Last week I joined a small group of Port Moody citizens on a tour of Emterra, a local company that sorts the materials collected in single-stream" recycling programs. It was a very sad experience.
The people at Emterra were really nice.
Nevil and Mohamed took us through the entire process, from the "tipping floor" to the bales of plastic and paper that the plant ships off to manufacturers. They let us take photos (very unusual!). They answered all our questions.
They are proud of what they do. They freely admit there are challenges, but they are working hard and "thinking innovatively" to find solutions.
But I think they've been dealt an impossible hand.
Emterra's problem is that they have two customers they have to please, and the needs of these customers are totally contradictory.

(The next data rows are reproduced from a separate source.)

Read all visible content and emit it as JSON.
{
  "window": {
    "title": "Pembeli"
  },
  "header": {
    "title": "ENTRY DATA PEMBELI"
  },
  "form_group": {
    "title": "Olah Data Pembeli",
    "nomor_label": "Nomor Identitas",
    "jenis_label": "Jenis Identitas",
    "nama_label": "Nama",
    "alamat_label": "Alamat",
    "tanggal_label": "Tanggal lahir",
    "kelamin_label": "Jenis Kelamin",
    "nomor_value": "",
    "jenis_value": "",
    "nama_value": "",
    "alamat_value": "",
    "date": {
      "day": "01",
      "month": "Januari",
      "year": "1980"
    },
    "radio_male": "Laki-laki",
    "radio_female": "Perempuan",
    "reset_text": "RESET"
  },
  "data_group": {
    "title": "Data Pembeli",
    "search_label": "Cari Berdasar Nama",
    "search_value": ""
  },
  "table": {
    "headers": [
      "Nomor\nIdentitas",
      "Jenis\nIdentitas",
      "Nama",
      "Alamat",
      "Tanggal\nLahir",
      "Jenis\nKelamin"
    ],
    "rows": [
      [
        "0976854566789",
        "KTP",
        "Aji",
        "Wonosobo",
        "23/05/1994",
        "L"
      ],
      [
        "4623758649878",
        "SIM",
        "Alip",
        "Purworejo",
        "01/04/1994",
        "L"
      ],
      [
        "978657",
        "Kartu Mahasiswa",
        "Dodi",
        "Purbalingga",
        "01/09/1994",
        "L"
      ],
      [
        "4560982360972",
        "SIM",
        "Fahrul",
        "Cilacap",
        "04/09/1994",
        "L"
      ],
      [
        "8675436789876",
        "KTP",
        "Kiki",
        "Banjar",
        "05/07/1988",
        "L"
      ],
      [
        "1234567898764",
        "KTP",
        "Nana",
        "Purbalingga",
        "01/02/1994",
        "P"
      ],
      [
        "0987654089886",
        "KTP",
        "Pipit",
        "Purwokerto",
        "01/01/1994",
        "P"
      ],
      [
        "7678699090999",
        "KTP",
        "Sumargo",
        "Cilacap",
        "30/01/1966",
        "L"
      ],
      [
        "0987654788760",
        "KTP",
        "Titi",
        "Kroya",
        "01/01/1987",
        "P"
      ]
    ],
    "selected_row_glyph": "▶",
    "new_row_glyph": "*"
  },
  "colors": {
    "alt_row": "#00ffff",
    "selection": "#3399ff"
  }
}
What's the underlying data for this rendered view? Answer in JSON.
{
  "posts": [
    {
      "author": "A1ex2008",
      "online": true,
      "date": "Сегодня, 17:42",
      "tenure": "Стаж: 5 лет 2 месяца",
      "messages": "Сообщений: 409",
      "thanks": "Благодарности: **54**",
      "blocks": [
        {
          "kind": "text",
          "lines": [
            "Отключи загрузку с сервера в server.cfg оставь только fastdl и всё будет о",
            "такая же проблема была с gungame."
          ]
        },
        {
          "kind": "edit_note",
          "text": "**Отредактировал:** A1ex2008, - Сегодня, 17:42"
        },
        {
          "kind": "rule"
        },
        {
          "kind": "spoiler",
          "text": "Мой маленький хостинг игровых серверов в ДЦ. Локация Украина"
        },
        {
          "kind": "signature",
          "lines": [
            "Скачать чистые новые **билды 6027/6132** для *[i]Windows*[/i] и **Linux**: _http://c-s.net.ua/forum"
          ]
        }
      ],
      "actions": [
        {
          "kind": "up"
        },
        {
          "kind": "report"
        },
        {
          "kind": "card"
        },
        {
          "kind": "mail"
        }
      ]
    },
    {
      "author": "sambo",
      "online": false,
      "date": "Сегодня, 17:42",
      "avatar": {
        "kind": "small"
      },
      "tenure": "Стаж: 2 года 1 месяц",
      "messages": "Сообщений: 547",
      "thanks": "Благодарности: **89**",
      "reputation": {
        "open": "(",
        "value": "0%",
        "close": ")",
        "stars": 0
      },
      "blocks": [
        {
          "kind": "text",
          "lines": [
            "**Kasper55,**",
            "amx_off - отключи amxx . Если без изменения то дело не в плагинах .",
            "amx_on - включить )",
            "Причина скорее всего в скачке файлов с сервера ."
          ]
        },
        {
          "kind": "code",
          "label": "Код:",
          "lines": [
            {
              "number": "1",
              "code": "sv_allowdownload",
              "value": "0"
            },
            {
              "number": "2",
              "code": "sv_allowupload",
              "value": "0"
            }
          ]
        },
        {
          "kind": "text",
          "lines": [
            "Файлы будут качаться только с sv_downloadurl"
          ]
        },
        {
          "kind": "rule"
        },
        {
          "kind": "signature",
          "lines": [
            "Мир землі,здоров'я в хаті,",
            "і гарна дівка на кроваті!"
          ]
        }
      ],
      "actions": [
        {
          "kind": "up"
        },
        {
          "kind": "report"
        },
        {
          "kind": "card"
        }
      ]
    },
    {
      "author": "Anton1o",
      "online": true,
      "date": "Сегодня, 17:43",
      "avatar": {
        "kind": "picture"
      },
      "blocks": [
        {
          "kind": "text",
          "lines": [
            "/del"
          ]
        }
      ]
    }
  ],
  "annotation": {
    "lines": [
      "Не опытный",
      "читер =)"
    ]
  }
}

One customer is cities. The Mayors of cities like Port Moody, Surrey, Langley and Port Coquitlam -- and hosts of others across Canada and the US -- are insisting that recycling must be "convenient." They tell their citizens not to bother to recycle materials -- and demand that Emterra transform their waste into resources.
The other customer is manufacturers. Paper mills don't have much latitude when it comes to the quality of materials they can use. They can tolerate very small percentages of "out-throws" (the wrong kind of paper) and only a tiny percentage of "prohibitives" (like plastic bags and lettuce boxes) in the paper they use. Paper making equipment is expensive. Downtime to fix it is expensive. Our paper mills are already suffering because of the recession. That's why most of Emterra's dirty paper is going overseas.
Where is the fix? Manufacturers have very little latitude. How hard is it for us to recycle paper and containers separately?
The most successful recycling program in North America is the beverage container deposit program that keeps containers separate. Despite the hassle of separating containers, deposits recycle twice as many containers as curbside recycling programs -- and keep the materials in good condition.
A cash refund trumps "convenience" every time. If we're serious about building a strong recycling industry, let's give the industry resources instead of waste.